Decanting microspheres

The general protocol described on 2013/03/01 was followed.

  • It was found that the organic safflower oil layer needed to be removed several times. After removing a layer of safflower oil, the microspheres were allowed to sit for 15 minutes, and more oil was then able to be removed.

Vacuum filtration

  • In order to completely remove all of the safflower oil and to dry the microspheres, the microspheres were rinsed with hexanes.


General protocol:

  1. 2mL hexanes were added to each of the micrsophere samples. A cap was placed on the vials and the hexanes were swirled around the vial for 3 minutes.
  2. After rinsing, the microspheres were vacuum filtered (using Whatman 2 filter paper) and further rinsed with 2mL hexanes. Note: The vacuum filtration and rinsing with hexanes should be performed in a fume hood.
  3. The microspheres were filtered until completely dry and placed in a new, clean vial.

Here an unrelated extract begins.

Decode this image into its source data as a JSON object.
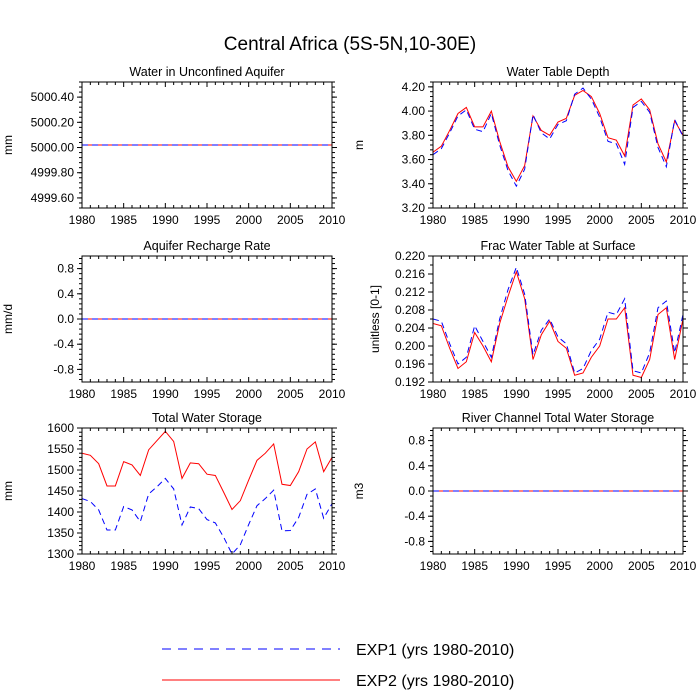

Note: When preparing microspheres in the future, a label will be added to the vial after the freeze-thaw method. It was noted that the safflower oil removes permanent marker from the glass vials over time.

Notes

  • Dye will be added to the microspheres the next time. Enough dye will be added for the spheres to have a 1μM concentration. DSC will be run before the addition of dye. The spheres may be subjected to another freeze thaw cycle after the addition of dye to further crosslink the dye into the spheres.